The only guarantee I have is that the join_all call at the bottom will block until all of the tasks have finished; that is, until all of the futures I pushed onto the tasks array have completed.

Sending 100,000 Concurrent Requests

I can scale this up to 100,000 requests by reading the URLs in from a file instead:


fn read_lines(path: &str) -> Result<Vec<String>, Box<dyn Error>> {
    let file = File::open(path)?;
    let reader = BufReader::new(file);
    Ok(
        reader.lines().filter_map(Result::ok).collect()
    )
}

#[tokio::main]
async fn main() -> Result<(), Box<dyn Error>> {

	let paths: Vec<String> = read_lines("urls.txt")?;

etc...

When I tried this out for the first time I was excited: How long would it take to download 100,000 HTML pages simultaneously like this? Would it be 100,000x faster than downloading one file? I typed cargo run --release to build my code in release mode and get the best possible performance out of Rust. Asynchronous code, zero cost abstractions, no garbage collector, this was going to be great!

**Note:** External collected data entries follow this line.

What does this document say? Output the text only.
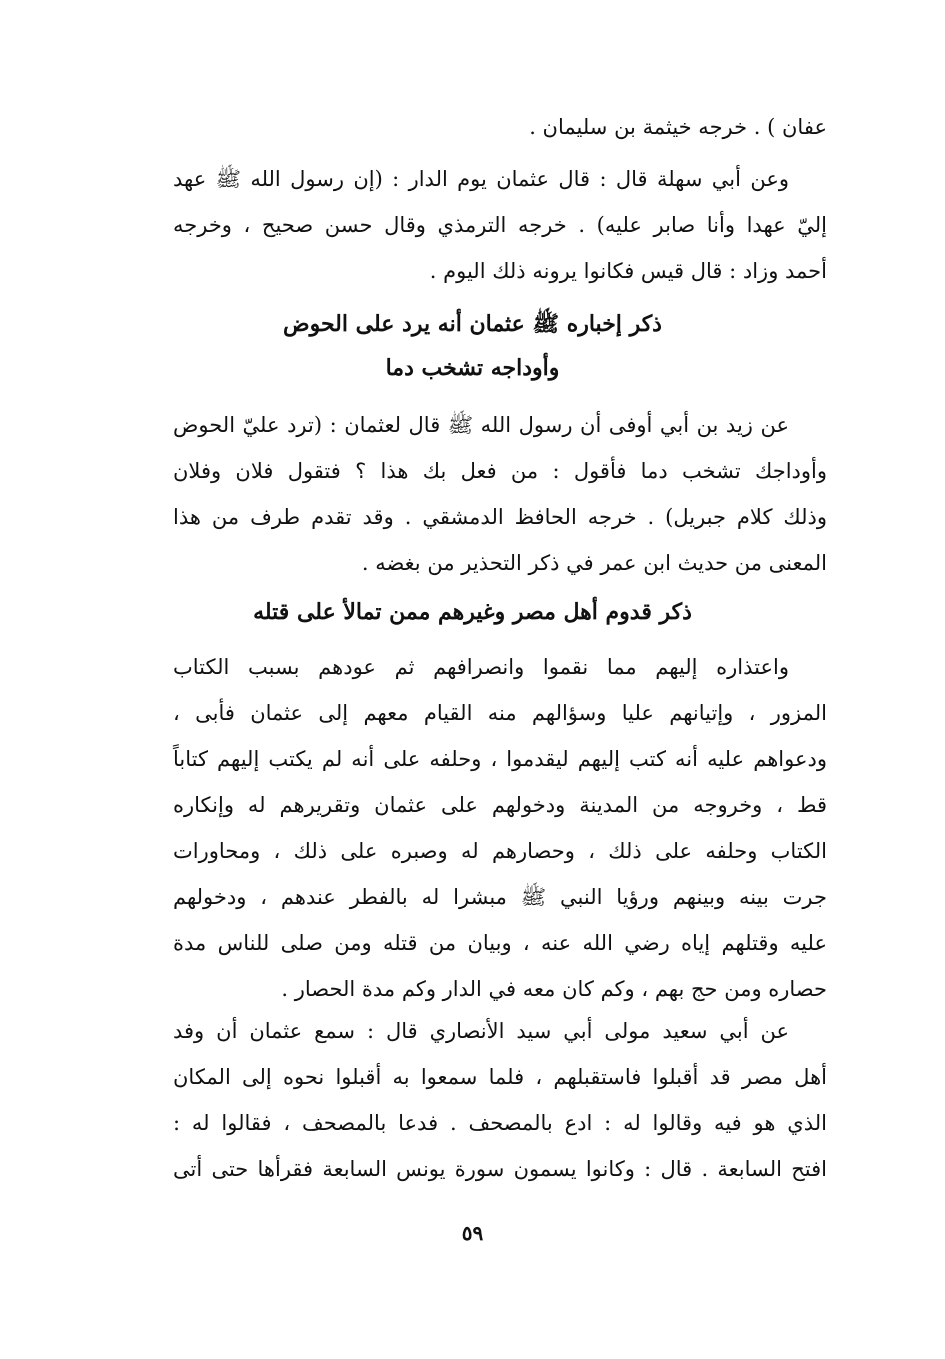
عفان ) . خرجه خيثمة بن سليمان .
وعن أبي سهلة قال : قال عثمان يوم الدار : (إن رسول الله ﷺ عهد
إليّ عهدا وأنا صابر عليه) . خرجه الترمذي وقال حسن صحيح ، وخرجه
أحمد وزاد : قال قيس فكانوا يرونه ذلك اليوم .
ذكر إخباره ﷺ عثمان أنه يرد على الحوض
وأوداجه تشخب دما
عن زيد بن أبي أوفى أن رسول الله ﷺ قال لعثمان : (ترد عليّ الحوض
وأوداجك تشخب دما فأقول : من فعل بك هذا ؟ فتقول فلان وفلان
وذلك كلام جبريل) . خرجه الحافظ الدمشقي . وقد تقدم طرف من هذا
المعنى من حديث ابن عمر في ذكر التحذير من بغضه .
ذكر قدوم أهل مصر وغيرهم ممن تمالأ على قتله
واعتذاره إليهم مما نقموا وانصرافهم ثم عودهم بسبب الكتاب
المزور ، وإتيانهم عليا وسؤالهم منه القيام معهم إلى عثمان فأبى ،
ودعواهم عليه أنه كتب إليهم ليقدموا ، وحلفه على أنه لم يكتب إليهم كتاباً
قط ، وخروجه من المدينة ودخولهم على عثمان وتقريرهم له وإنكاره
الكتاب وحلفه على ذلك ، وحصارهم له وصبره على ذلك ، ومحاورات
جرت بينه وبينهم ورؤيا النبي ﷺ مبشرا له بالفطر عندهم ، ودخولهم
عليه وقتلهم إياه رضي الله عنه ، وبيان من قتله ومن صلى للناس مدة
حصاره ومن حج بهم ، وكم كان معه في الدار وكم مدة الحصار .
عن أبي سعيد مولى أبي سيد الأنصاري قال : سمع عثمان أن وفد
أهل مصر قد أقبلوا فاستقبلهم ، فلما سمعوا به أقبلوا نحوه إلى المكان
الذي هو فيه وقالوا له : ادع بالمصحف . فدعا بالمصحف ، فقالوا له :
افتح السابعة . قال : وكانوا يسمون سورة يونس السابعة فقرأها حتى أتى
٥٩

Of course, it didn’t work.

What happened? The problem is the web server can't handle so many concurrent network connections. Using my thread/task diagram, launching all 100,000 tasks might look like this:

I spawn 100,000 tasks all on to the same thread, and Tokio starts executing them all. Each time my code above calls get(&path).await, Tokio pauses that task and starts another, which calls get(&path).await again, opening yet another HTTP request. My laptop quickly runs out of network resources and these tasks start to fail.

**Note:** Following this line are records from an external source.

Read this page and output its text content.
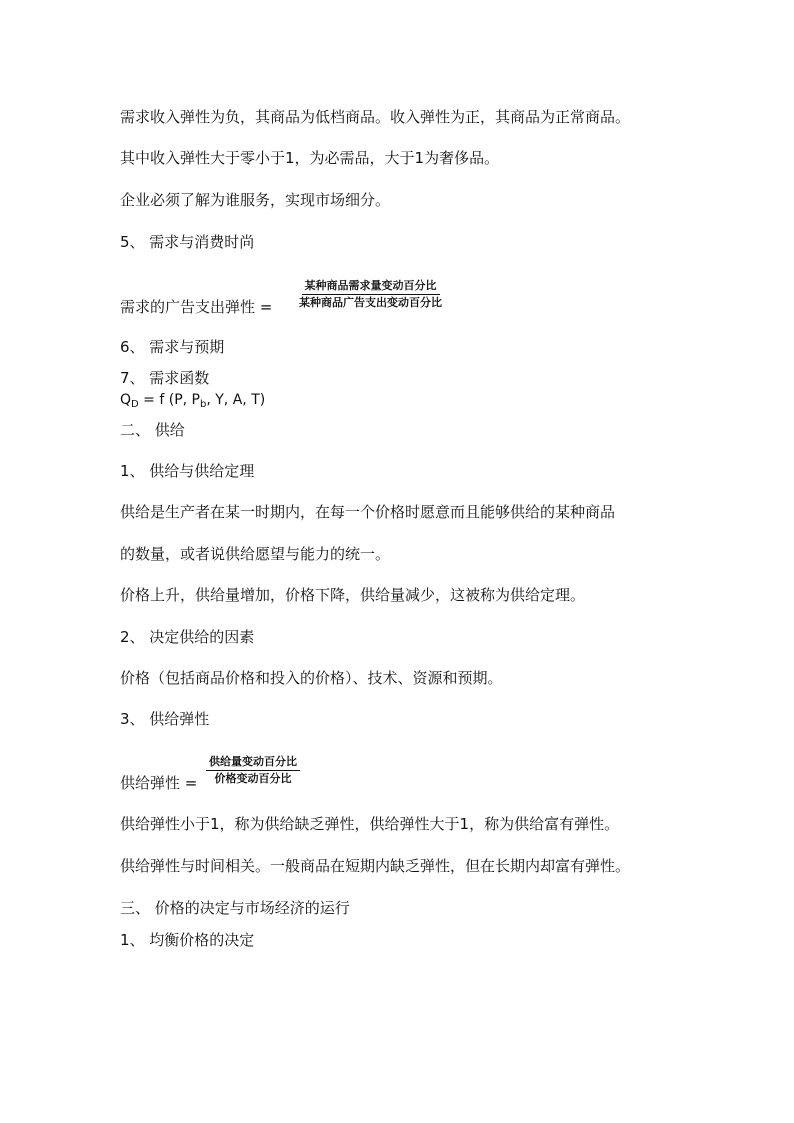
需求收入弹性为负，其商品为低档商品。收入弹性为正，其商品为正常商品。
其中收入弹性大于零小于1，为必需品，大于1为奢侈品。
企业必须了解为谁服务，实现市场细分。
5、 需求与消费时尚
需求的广告支出弹性 =
某种商品需求量变动百分比
某种商品广告支出变动百分比
6、 需求与预期
7、 需求函数
$Q_D = f$ (P, $P_b$, Y, A, T)
二、 供给
1、 供给与供给定理
供给是生产者在某一时期内，在每一个价格时愿意而且能够供给的某种商品
的数量，或者说供给愿望与能力的统一。
价格上升，供给量增加，价格下降，供给量减少，这被称为供给定理。
2、 决定供给的因素
价格（包括商品价格和投入的价格）、技术、资源和预期。
3、 供给弹性
供给弹性 =
供给量变动百分比
价格变动百分比
供给弹性小于1，称为供给缺乏弹性，供给弹性大于1，称为供给富有弹性。
供给弹性与时间相关。一般商品在短期内缺乏弹性，但在长期内却富有弹性。
三、 价格的决定与市场经济的运行
1、 均衡价格的决定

Sending a Buffered, Concurrent Stream of 100,000 Requests

Instead, I need to limit the number of concurrent Tokio tasks - the number of concurrent HTTP requests. I need the diagram to look something like this:

After the first 8 tasks are started, the first 8 blue boxes on the left, Tokio waits for at least one of them to complete before starting a 9th task. I indicate this with the “max concurrency” arrow.

Once one of the first 8 calls to reqwest::get completes, Tokio is free to run a 9th task. The first "pop from buffer" arrow. And once that 9th task or any other task completes, Tokio starts a 10th task, etc., in this manner processing all 100,000 tasks 8 at a time.

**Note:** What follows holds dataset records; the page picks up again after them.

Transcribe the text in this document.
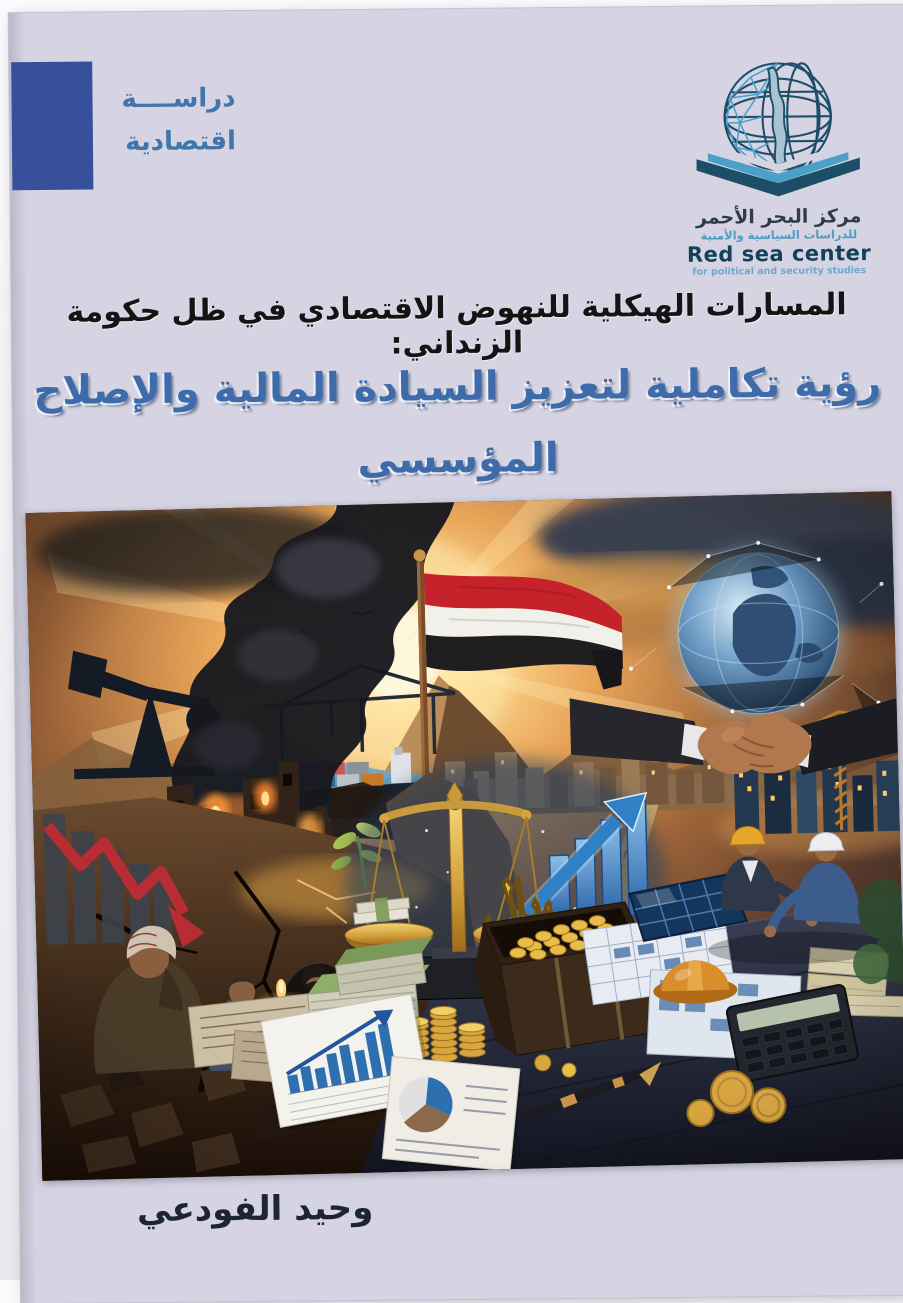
دراســــة
اقتصادية
مركز البحر الأحمر
للدراسات السياسية والأمنية
Red sea center
for political and security studies
المسارات الهيكلية للنهوض الاقتصادي في ظل حكومة الزنداني:
رؤية تكاملية لتعزيز السيادة المالية والإصلاح المؤسسي
وحيد الفودعي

To achieve this, I can use StreamExt trait’s buffer_unordered function:


let fetches = futures::stream::iter(
    paths.into_iter().map(|path| {
        async move {
            match reqwest::get(&path).await {
                Ok(resp) => {
                    match resp.text().await {
                        Ok(text) => {
                            println!("RESPONSE: {} bytes from {}", text.len(), path);
                        }
                        Err(_) => println!("ERROR reading {}", path),
                    }
                }
                Err(_) => println!("ERROR downloading {}", path),
            }
        }
})
).buffer_unordered(8).collect::<Vec<()>>();
println!("Waiting...");
fetches.await;

First I create an iterator which maps all of the paths to my closures, and passes them to futures::stream::iter. This will create a list of futures, each one executing my closure.

At the bottom I call buffer_unordered and pass in 8. The code in buffer_unordered will execute up to 8 futures from the stream concurrently, and then start to buffer the remaining futures. As each task completes, each HTTP request in my example, buffer_unordered will pull another task out of its buffer and execute it.

This code will slowly but steadily iterate over the 100,000 URLs, downloading them in parallel. Experimenting with this, it doesn’t seem to matter very much exactly what level of concurrency I pick. I found the best performance when I picked a concurrency of 50. Using 50 concurrent Tokio tasks, it took about 30 minutes to download all one hundred thousand HTML files.

However, none of that matters. I’m not measuring the performance of Rust, Tokio or Reqwest. These numbers have more to do with the web server and network connection I’m using. The real performance here was my own developer performance: With just a few lines of code I was able to write an asynchronous I/O program that can scale as much as I would like. The async and await keywords make this code easy to write and easy to read.